Ce 26 mai, je décolle pour un vol de navigation à très basse altitude au profit d’un jeune pilote à l’instruction. Pour sortir des sentiers battus et augmenter un peu la difficulté, nous avons programmé de survoler la République Fédérale d’Allemagne (RFA) sans, bien sûr, nous approcher du rideau de fer qui est toujours actif et bien présent.
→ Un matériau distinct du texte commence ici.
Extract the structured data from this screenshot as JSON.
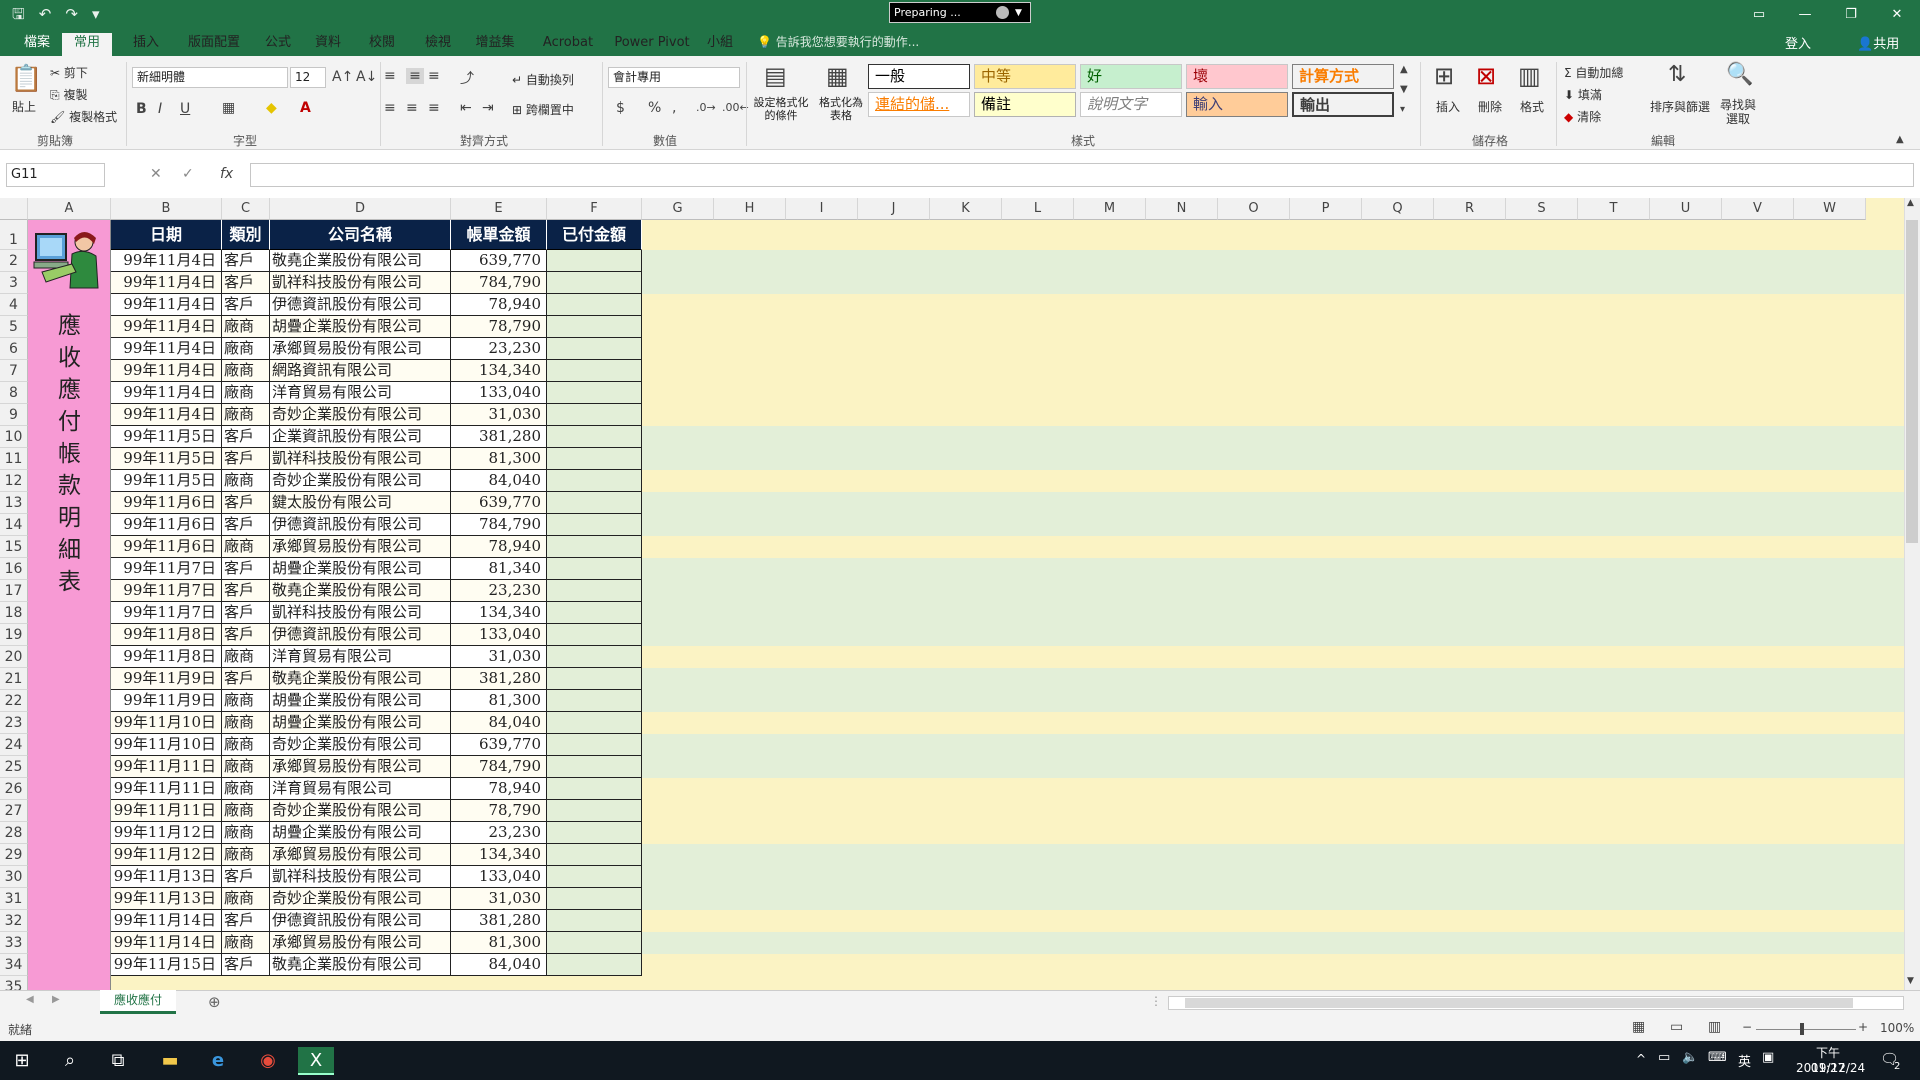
{
  "titlebar": {
    "preparing": "Preparing ...",
    "qat": [
      "save-icon",
      "undo-icon",
      "redo-icon",
      "customize-icon"
    ]
  },
  "tabs": [
    "檔案",
    "常用",
    "插入",
    "版面配置",
    "公式",
    "資料",
    "校閱",
    "檢視",
    "增益集",
    "Acrobat",
    "Power Pivot",
    "小組"
  ],
  "active_tab": "常用",
  "tellme": "告訴我您想要執行的動作...",
  "login": "登入",
  "share": "共用",
  "ribbon": {
    "clipboard": {
      "paste": "貼上",
      "cut": "剪下",
      "copy": "複製",
      "format_painter": "複製格式",
      "label": "剪貼簿"
    },
    "font": {
      "name": "新細明體",
      "size": "12",
      "bold": "B",
      "italic": "I",
      "underline": "U",
      "label": "字型"
    },
    "alignment": {
      "wrap": "自動換列",
      "merge": "跨欄置中",
      "label": "對齊方式"
    },
    "number": {
      "format": "會計專用",
      "currency": "$",
      "percent": "%",
      "comma": ",",
      "label": "數值"
    },
    "styles": {
      "conditional": "設定格式化的條件",
      "as_table": "格式化為表格",
      "cells": [
        "一般",
        "中等",
        "好",
        "壞",
        "計算方式",
        "連結的儲...",
        "備註",
        "說明文字",
        "輸入",
        "輸出"
      ],
      "label": "樣式"
    },
    "cells_group": {
      "insert": "插入",
      "delete": "刪除",
      "format": "格式",
      "label": "儲存格"
    },
    "editing": {
      "autosum": "自動加總",
      "fill": "填滿",
      "clear": "清除",
      "sort": "排序與篩選",
      "find": "尋找與選取",
      "label": "編輯"
    }
  },
  "namebox": "G11",
  "fx_label": "fx",
  "columns": [
    "A",
    "B",
    "C",
    "D",
    "E",
    "F",
    "G",
    "H",
    "I",
    "J",
    "K",
    "L",
    "M",
    "N",
    "O",
    "P",
    "Q",
    "R",
    "S",
    "T",
    "U",
    "V",
    "W"
  ],
  "side_title": "應收應付帳款明細表",
  "table_headers": [
    "日期",
    "類別",
    "公司名稱",
    "帳單金額",
    "已付金額"
  ],
  "rows": [
    [
      "99年11月4日",
      "客戶",
      "敬堯企業股份有限公司",
      "639,770"
    ],
    [
      "99年11月4日",
      "客戶",
      "凱祥科技股份有限公司",
      "784,790"
    ],
    [
      "99年11月4日",
      "客戶",
      "伊德資訊股份有限公司",
      "78,940"
    ],
    [
      "99年11月4日",
      "廠商",
      "胡疊企業股份有限公司",
      "78,790"
    ],
    [
      "99年11月4日",
      "廠商",
      "承鄉貿易股份有限公司",
      "23,230"
    ],
    [
      "99年11月4日",
      "廠商",
      "網路資訊有限公司",
      "134,340"
    ],
    [
      "99年11月4日",
      "廠商",
      "洋育貿易有限公司",
      "133,040"
    ],
    [
      "99年11月4日",
      "廠商",
      "奇妙企業股份有限公司",
      "31,030"
    ],
    [
      "99年11月5日",
      "客戶",
      "企業資訊股份有限公司",
      "381,280"
    ],
    [
      "99年11月5日",
      "客戶",
      "凱祥科技股份有限公司",
      "81,300"
    ],
    [
      "99年11月5日",
      "廠商",
      "奇妙企業股份有限公司",
      "84,040"
    ],
    [
      "99年11月6日",
      "客戶",
      "鍵太股份有限公司",
      "639,770"
    ],
    [
      "99年11月6日",
      "客戶",
      "伊德資訊股份有限公司",
      "784,790"
    ],
    [
      "99年11月6日",
      "廠商",
      "承鄉貿易股份有限公司",
      "78,940"
    ],
    [
      "99年11月7日",
      "客戶",
      "胡疊企業股份有限公司",
      "81,340"
    ],
    [
      "99年11月7日",
      "客戶",
      "敬堯企業股份有限公司",
      "23,230"
    ],
    [
      "99年11月7日",
      "客戶",
      "凱祥科技股份有限公司",
      "134,340"
    ],
    [
      "99年11月8日",
      "客戶",
      "伊德資訊股份有限公司",
      "133,040"
    ],
    [
      "99年11月8日",
      "廠商",
      "洋育貿易有限公司",
      "31,030"
    ],
    [
      "99年11月9日",
      "客戶",
      "敬堯企業股份有限公司",
      "381,280"
    ],
    [
      "99年11月9日",
      "廠商",
      "胡疊企業股份有限公司",
      "81,300"
    ],
    [
      "99年11月10日",
      "廠商",
      "胡疊企業股份有限公司",
      "84,040"
    ],
    [
      "99年11月10日",
      "廠商",
      "奇妙企業股份有限公司",
      "639,770"
    ],
    [
      "99年11月11日",
      "廠商",
      "承鄉貿易股份有限公司",
      "784,790"
    ],
    [
      "99年11月11日",
      "廠商",
      "洋育貿易有限公司",
      "78,940"
    ],
    [
      "99年11月11日",
      "廠商",
      "奇妙企業股份有限公司",
      "78,790"
    ],
    [
      "99年11月12日",
      "廠商",
      "胡疊企業股份有限公司",
      "23,230"
    ],
    [
      "99年11月12日",
      "廠商",
      "承鄉貿易股份有限公司",
      "134,340"
    ],
    [
      "99年11月13日",
      "客戶",
      "凱祥科技股份有限公司",
      "133,040"
    ],
    [
      "99年11月13日",
      "廠商",
      "奇妙企業股份有限公司",
      "31,030"
    ],
    [
      "99年11月14日",
      "客戶",
      "伊德資訊股份有限公司",
      "381,280"
    ],
    [
      "99年11月14日",
      "廠商",
      "承鄉貿易股份有限公司",
      "81,300"
    ],
    [
      "99年11月15日",
      "客戶",
      "敬堯企業股份有限公司",
      "84,040"
    ]
  ],
  "sheet_tab": "應收應付",
  "status": "就緒",
  "zoom": "100%",
  "clock": {
    "time": "下午 01:27",
    "date": "2019/12/24"
  },
  "ime": "英",
  "notif_count": "2",
  "colors": {
    "excel_green": "#217346",
    "header_navy": "#0a2247",
    "pink": "#f79ad4",
    "band_yellow": "#fbf3c4",
    "band_green": "#e3efd8"
  }
}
Ayant eu la chance d’être vacciné très tôt contre les aléas du vol, à chaque installation dans un avion je pars du principe que je serai peut-être amené à rentrer à pieds ou par un autre moyen de transport que celui dans lequel je m’assieds. Comme d’habitude, je prends donc le temps de mettre en bonne position et de bien caler le paquetage qui sert de coussin pour le siège éjectable. Ce paquetage, qui contient les moyens de survie du pilote, est prévu pour les survols maritimes. Il équipe en permanence cet avion qui, comme tous les avions ravitaillables en vol, peut être désigné pour partir en Afrique sur coup de sifflet. Les autres F-100 sont généralement équipés du paquetage prévu pour les survols terrestres (sans canot pneumatique) plus confortable et mieux adapté au baquet du siège éjectable sur lequel nous sommes assis.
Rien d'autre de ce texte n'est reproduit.